"That was stupid", says Sandy Woodward – former task force commander who took the expeditionary force to rescue the Falklands in 1982.
This plain-speaking man of the sea says it was a mistake not to have made more noise, "to make sure people realised it was the Navy that had done the job, not the bloody Air Force or the Army". The Air Force, he adds, "dropped one bomb on target. There were more Commandos, who are naval soldiers, than there were Army".
Now, Woodward is into selling his book – and best of luck to him – but he is also supporting the service from which he has retired, indulging in the special pleading that typifies inter-service rivalry.
Characteristically, to do so he is relying on a myth - in this instance the "myth" that the Royal Navy saved the Falklands. This possibly qualifies as a "true myth", but whether it does or not, he relies on its power to support his case that, in order to continue protecting the Falklands, we still need a powerful navy.
The beauty of this is that it illustrates the archetypal myth, and how it is used. Specifically, myths are narratives (true or false) about events past, presented in such a way as to shape our thinking, how we react to current events and thence how we behave.
Woodward, in fact, is demonstrating one of the primary functions of the myth, that of supporting one faction in competition for funding between departments of state or, as in this case, within departments such as the three military services in the MoD.
This is a perennial feature of government, as much in the past as it is currently. And it was for precisely this purpose that one of the most significant Battle of Britain myths was developed and deployed – not in 1940 but in 1945.
|Barrier Miner, New South Wales, Tuesday 23 October 1945, p 3|
What you see from the cutting above is a scene-setter (the exact timing is not important) which tells us that, in the immediate aftermath of the Second World War, demobilisation is taking place and the armed forces are being cut back to a fraction of their former strength. It also has Churchill, now leader of the opposition, calling for the RAF to be "maintained on a very large scale".
|The Daily News, Perth, Saturday 15 September 1945, p 20|
The interesting thing is that this is not the invention of the media, or a revisionist historian, but is an official statement from the Air Ministry, delivered with such impeccable timing that it gets published worldwide (these pieces from the Australian press).
Yet, from a review of the contemporary records, we learn that there were no shortages which in any way prejudiced operations. Churchill had in fact visited 11 Group HQ, at the heart of the air battle on 31 August, and had on 2 September reviewed progress at a secret War Cabinet meeting. "We had every right to be satisfied,” he said, "our own Air Force was stronger than ever and there was every reason to be optimistic about the 1940 Air Battle of Britain".
|Mirror, Perth, Saturday 15 September 1945, p 8|
As regards the aircraft supply, the situation was tight in August 1940. Peter J. Dye in the Air Force Journal of Logistics for the winter of 2000, records that against a total wastage of 594 Hurricanes and Spitfires, new production and repair could provide only 527 aircraft.
The difference, however, was made up from the immediate reserve stocks and, by September the position had been returned to a positive balance of some 50 aircraft on the month.

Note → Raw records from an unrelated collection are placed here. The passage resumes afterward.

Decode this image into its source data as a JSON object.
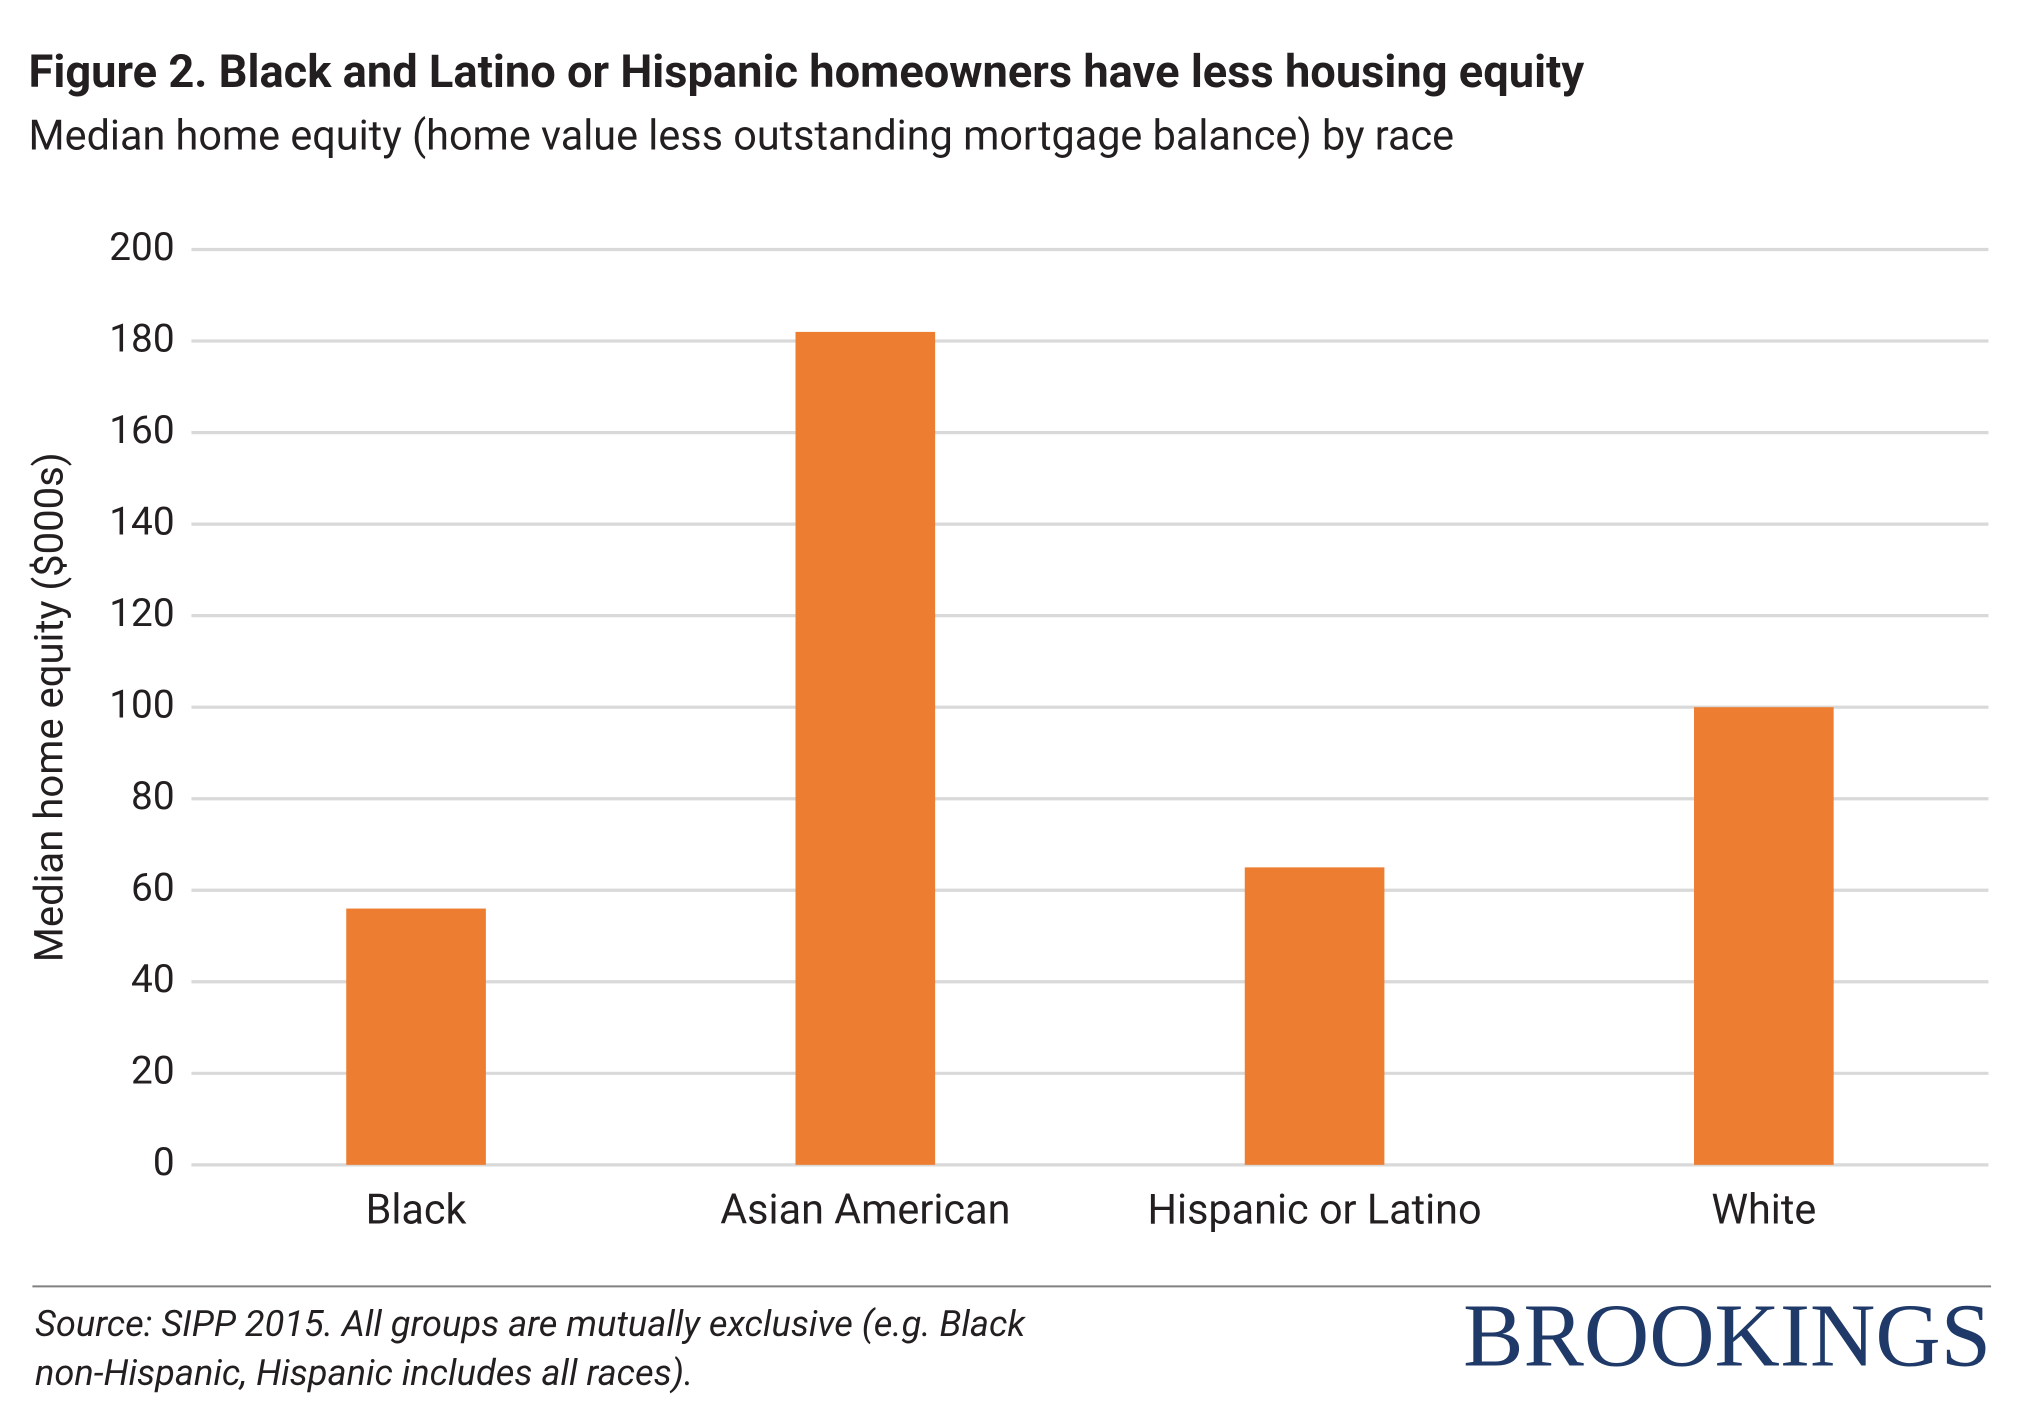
{
  "chart_data": {
    "type": "bar",
    "title": "Figure 2. Black and Latino or Hispanic homeowners have less housing equity",
    "subtitle": "Median home equity (home value less outstanding mortgage balance) by race",
    "y_label": "Median home equity ($000s)",
    "categories": [
      "Black",
      "Asian American",
      "Hispanic or Latino",
      "White"
    ],
    "values": [
      56,
      182,
      65,
      100
    ],
    "color": "#ed7d31",
    "ylim": [
      0,
      200
    ],
    "yticks": [
      0,
      20,
      40,
      60,
      80,
      100,
      120,
      140,
      160,
      180,
      200
    ],
    "grid": true,
    "source_lines": [
      "Source: SIPP 2015. All groups are mutually exclusive (e.g. Black",
      "non-Hispanic, Hispanic includes all races)."
    ],
    "logo": "BROOKINGS"
  }
}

In October, after three months of steady attrition, Fighter Command's front line stood at some 98 percent of its established strength, slightly higher than when the battle of Britain opened.
|The Courier-Mail, Brisbane, Thursday 27 September 1945, p 2|
Nevertheless, some versions of the myth are relatively harmless, where the intent was merely to remind the politicians and the public of the danger of running down the air force. What are more insidious are those that have a political dimension, affecting the way we relate to the political classes. Such is the Battle of Britain "invasion myth" which limits the battle to that one phase, ignoring the strategic objectives of the Blitz. By this means, it has the British people relying on the RAF for their salvation, rather than on their own resources and fortitude.
Debunking the political myths is now more important than it has ever been - as Britain is once again under existential threat. And that was the task I set myself in The Many Not The Few. Worryingly though, Duff and Nonsense is suggesting that the book should be filed under the category "Gallant but Futile Effort" – not for any pejorative reason, but simply reflecting the size of the task I have set myself (and my likelihood of success).
However, if I acknowledged that my labours were futile (whether gallant or not), I would give up now. That, I cannot do because the myths of the past are still current, framing the population as passive dependants, who need to rely on their political and technocratic élites to guide them through the crises of life.
The "true myth" though, is that there is no crisis so bad that our politicians cannot make it worse and that, in times of crises, there is only one set of people on which we can rely – ourselves. To pursue that line may be futile, but we simply cannot afford to abandon what is probably our only hope of salvation.